Board meets Baroness Symons
Last updated: 2004-09-07
Board leaders met Baroness Symons, Minister of State at the Foreign Office, to discuss the Middle East and international antisemitism.
The Board delegation comprised President Henry Grunwald, Vice Presidents Jerry Lewis and Flo Kaufmann and Director General Neville Nagler.
Henry Grunwald told Baroness Symons that the Jewish community was highly critical of the British Government's support for a recent United Nations resolution acknowledging the Advisory Opinion issued by the International Court of Justice on Israel's security barrier. The barrier, which had led to a 90% reduction in terrorist attacks, was clearly saving the lives of both Israelis and Arabs and reducing tensions which terrorism inflamed.

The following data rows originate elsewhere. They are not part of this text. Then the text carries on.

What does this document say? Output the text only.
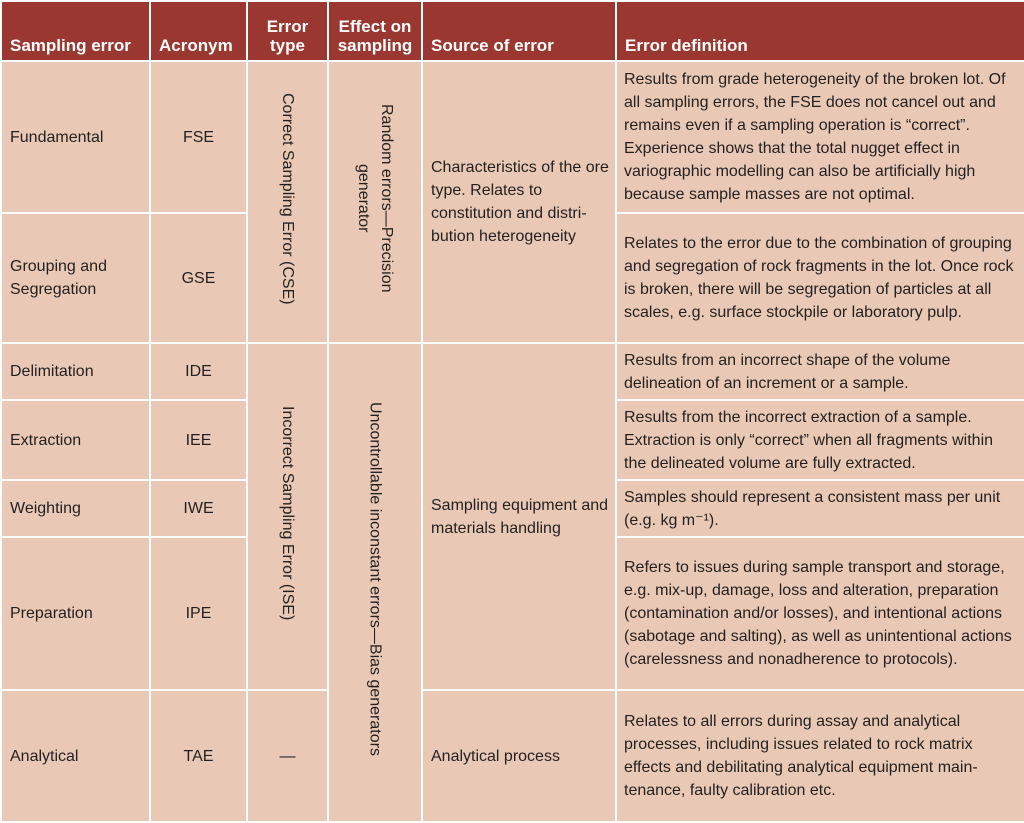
Sampling error	Acronym	Error type	Effect on sampling	Source of error	Error definition
Fundamental	FSE	Correct Sampling Error (CSE)	Random errors—Precision generator	Characteristics of the ore type. Relates to constitution and distribution heterogeneity	Results from grade heterogeneity of the broken lot. Of all sampling errors, the FSE does not cancel out and remains even if a sampling operation is “correct”. Experience shows that the total nugget effect in variographic modelling can also be artificially high because sample masses are not optimal.
Grouping and Segregation	GSE				Relates to the error due to the combination of grouping and segregation of rock fragments in the lot. Once rock is broken, there will be segregation of particles at all scales, e.g. surface stockpile or laboratory pulp.
Delimitation	IDE	Incorrect Sampling Error (ISE)	Uncontrollable inconstant errors—Bias generators	Sampling equipment and materials handling	Results from an incorrect shape of the volume delineation of an increment or a sample.
Extraction	IEE				Results from the incorrect extraction of a sample. Extraction is only “correct” when all fragments within the delineated volume are fully extracted.
Weighting	IWE				Samples should represent a consistent mass per unit (e.g. kg m⁻¹).
Preparation	IPE				Refers to issues during sample transport and storage, e.g. mix-up, damage, loss and alteration, preparation (contamination and/or losses), and intentional actions (sabotage and salting), as well as unintentional actions (carelessness and nonadherence to protocols).
Analytical	TAE	—		Analytical process	Relates to all errors during assay and analytical processes, including issues related to rock matrix effects and debilitating analytical equipment maintenance, faulty calibration etc.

It was not in Britain's interest to align itself with those states which automatically condemn Israel for any action it takes to protect its citizens. The Board asked for an assurance that the government would refrain from supporting any future resolutions of this kind in UN bodies. Baroness Symons explained that the government recognised Israel's right to defend itself and its right to build a barrier on Israeli territory, but considered that the construction of this barrier on occupied territory was illegal. The UK had decided to support the resolution after ensuring that it referred to Israel's legitimate security concerns and to the need for both Israel and the Palestinian Authority to respect international law. The British government would examine carefully the language of any future UN resolution before deciding how it would vote.

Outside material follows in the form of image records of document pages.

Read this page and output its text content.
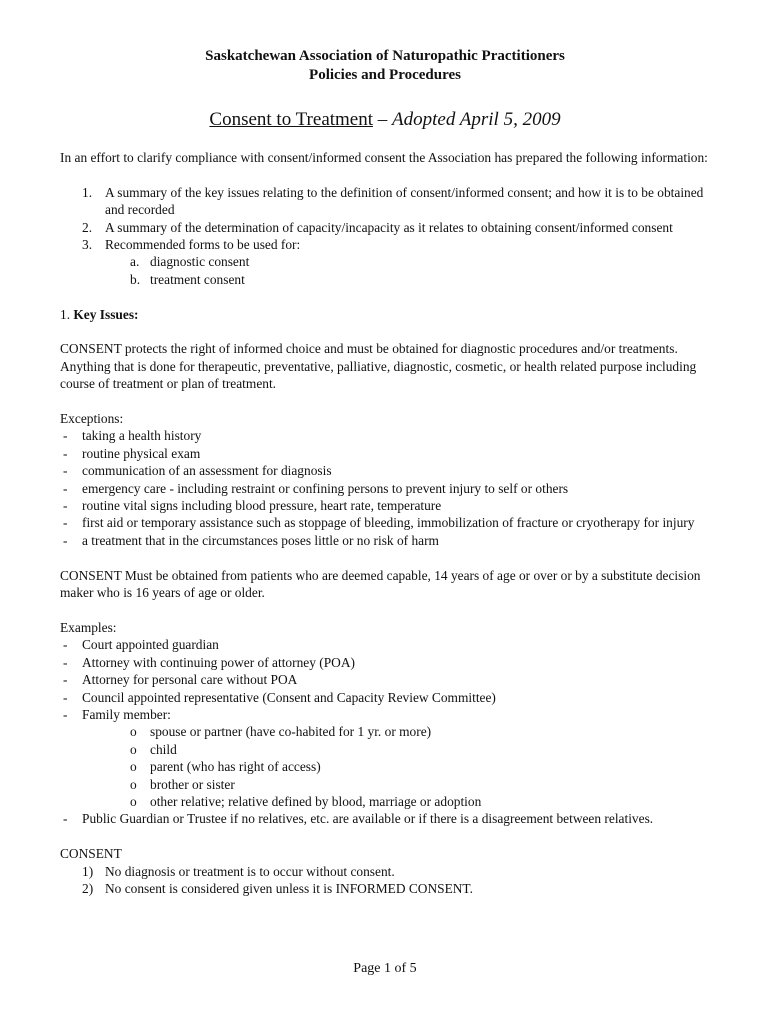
Saskatchewan Association of Naturopathic Practitioners
Policies and Procedures
Consent to Treatment – Adopted April 5, 2009

In an effort to clarify compliance with consent/informed consent the Association has prepared the following information:

1. A summary of the key issues relating to the definition of consent/informed consent; and how it is to be obtained and recorded
2. A summary of the determination of capacity/incapacity as it relates to obtaining consent/informed consent
3. Recommended forms to be used for:
a. diagnostic consent
b. treatment consent

1. Key Issues:

CONSENT protects the right of informed choice and must be obtained for diagnostic procedures and/or treatments. Anything that is done for therapeutic, preventative, palliative, diagnostic, cosmetic, or health related purpose including course of treatment or plan of treatment.

Exceptions:

- taking a health history
- routine physical exam
- communication of an assessment for diagnosis
- emergency care - including restraint or confining persons to prevent injury to self or others
- routine vital signs including blood pressure, heart rate, temperature
- first aid or temporary assistance such as stoppage of bleeding, immobilization of fracture or cryotherapy for injury
- a treatment that in the circumstances poses little or no risk of harm

CONSENT Must be obtained from patients who are deemed capable, 14 years of age or over or by a substitute decision maker who is 16 years of age or older.

Examples:

- Court appointed guardian
- Attorney with continuing power of attorney (POA)
- Attorney for personal care without POA
- Council appointed representative (Consent and Capacity Review Committee)
- Family member:
o spouse or partner (have co-habited for 1 yr. or more)
o child
o parent (who has right of access)
o brother or sister
o other relative; relative defined by blood, marriage or adoption
- Public Guardian or Trustee if no relatives, etc. are available or if there is a disagreement between relatives.

CONSENT

1) No diagnosis or treatment is to occur without consent.
2) No consent is considered given unless it is INFORMED CONSENT.
Page 1 of 5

The Board also urged the government to support and sponsor a proposed UN resolution on antisemitism: this resulted from the OSCE conference held in Berlin in April. Baroness Symons said that the government would be discussing this shortly with its EU partners. The Board emphasised its condemnation of all forms of racism, whilst insisting that antisemitism had many unique characteristics. The OSCE had recognised this in calling for a detailed programme of action. The Board hoped that the British government would support a proposal, which already had the backing of several governments, for the OSCE to appoint a Special Representative on antisemitism. The Board urged the government to take all necessary steps to implement the declaration which it had signed in Berlin.
Following the meeting, Henry Grunwald commented: "We welcomed Baroness Symons' willingness to listen to our concerns and appreciate her promise to relay them to the Foreign Secretary. We attach great importance to the government living up to its proclaimed commitments to support the legitimate needs of Israel to protect its citizens and stem the growth of antisemitism in all parts of the world. We also raised with Baroness Symons our worries, which we know the government shares, about Iran's developing nuclear technology and support for terrorism and Syria's recent interference in the political arrangements in Lebanon."